In a related commentary, M. Eugenia Socias and Keith Ahamad, researchers at the British Columbia Centre for Excellence in HIV/AIDS in Vancouver, also called for a national strategy in Canada to address overprescribing of opioids, and expand treatment facilities and services for addiction, especially through care providers.
The federal government is holding a national summit on opioids in Ottawa on Nov. 18.

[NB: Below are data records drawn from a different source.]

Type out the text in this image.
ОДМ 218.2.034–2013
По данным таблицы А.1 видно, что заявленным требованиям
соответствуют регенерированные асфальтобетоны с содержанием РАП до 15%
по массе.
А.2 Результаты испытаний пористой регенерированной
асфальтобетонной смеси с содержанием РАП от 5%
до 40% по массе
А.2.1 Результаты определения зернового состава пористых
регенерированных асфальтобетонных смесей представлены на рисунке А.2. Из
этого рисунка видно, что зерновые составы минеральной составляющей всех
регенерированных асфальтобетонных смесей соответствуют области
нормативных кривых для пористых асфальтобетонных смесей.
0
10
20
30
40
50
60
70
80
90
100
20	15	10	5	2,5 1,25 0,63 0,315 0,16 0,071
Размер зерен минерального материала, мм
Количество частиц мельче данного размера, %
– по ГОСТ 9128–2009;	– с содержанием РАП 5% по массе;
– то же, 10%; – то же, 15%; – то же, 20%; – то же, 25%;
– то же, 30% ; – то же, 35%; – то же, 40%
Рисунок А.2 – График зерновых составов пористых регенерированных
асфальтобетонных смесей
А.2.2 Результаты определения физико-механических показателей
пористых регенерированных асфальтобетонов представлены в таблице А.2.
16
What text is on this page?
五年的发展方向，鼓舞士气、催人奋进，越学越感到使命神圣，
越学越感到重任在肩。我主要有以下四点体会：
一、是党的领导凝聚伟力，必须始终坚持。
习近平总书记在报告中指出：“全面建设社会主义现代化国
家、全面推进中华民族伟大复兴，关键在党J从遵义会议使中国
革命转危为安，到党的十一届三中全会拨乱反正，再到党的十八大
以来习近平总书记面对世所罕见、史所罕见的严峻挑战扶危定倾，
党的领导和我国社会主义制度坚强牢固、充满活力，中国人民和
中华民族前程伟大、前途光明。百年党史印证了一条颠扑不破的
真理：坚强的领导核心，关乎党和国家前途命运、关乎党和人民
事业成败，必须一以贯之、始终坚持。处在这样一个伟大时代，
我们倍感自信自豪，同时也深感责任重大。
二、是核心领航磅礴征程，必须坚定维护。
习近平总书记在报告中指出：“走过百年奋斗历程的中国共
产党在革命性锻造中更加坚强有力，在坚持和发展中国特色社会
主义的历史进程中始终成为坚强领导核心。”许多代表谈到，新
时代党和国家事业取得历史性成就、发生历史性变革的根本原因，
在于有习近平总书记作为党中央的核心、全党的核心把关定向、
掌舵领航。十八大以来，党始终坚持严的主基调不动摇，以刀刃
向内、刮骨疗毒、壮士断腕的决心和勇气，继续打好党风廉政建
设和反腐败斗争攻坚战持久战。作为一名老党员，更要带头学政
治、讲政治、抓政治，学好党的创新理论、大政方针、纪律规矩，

Here are some other key moments in Canada's recent history of prescription opioids:
|2000||Dispensing of opioid prescriptions starts to rise||Dispensing of prescription opoids in Canada increased from about 10,000 defined daily doses per million population a day in 2001-2003 to more than 30,000 in 2012-2014.|
|2007||Drugmaker guilty of misleading public||Three executives with the U.S. branch of Purdue Pharma pleaded guilty in a U.S. Federal Court to misleading regulators and an unsuspecting public about risk of addiction to OxyContin.|
|2010||National Opioid Use Guidelines introduced||Guidelines for safe and effective use of opioids include recommendations such as consider the use of a screening tool with little direction about when not to prescribe or limit doses.|
|2012||Questions about oxycodone risk||Oxycodone was implicated in a disproportionate number of opioid-related harms and deaths, prompting several provinces to remove it from the drug formularies.|
|2012-2016||Prescribing shifts||Some provinces shift to prescribing other potent opioids, mainly fentanyl and hydromorphone.|
|2013||National roadmap strategy||National strategy on reducing harms associated with prescription drugs presents vague recommendations, but it's unclear how many have been effectively implemented, researchers say.|
|2015||Draft federal regulations||Federal regulators present draft regulations to require a tamper-proof design for prescription oxycodone formulations that account for about 10 per cent of dispensed opioids.|
|2016||U.S. guidelines introduced||U.S. Centers for Disease Control and Prevention recommends that doctors prescribe opioids at the lowest effective dosage possible only when the benefits from pain reduction and bodily function outweigh the risks.|
|2016||British Columbia declares public health emergency over opioid deaths||Opioid crisis that has killed more than 370 people in the province in the first part of 2016 is declared a public health emergency and a task force is created.|
|2016||Nova Scotia crackdown|| |
Nova Scotia College of Physicians and Surgeons endorses CDC guidelines and recommends doctors cut in half the amount of opioids they prescribe for chronic pain.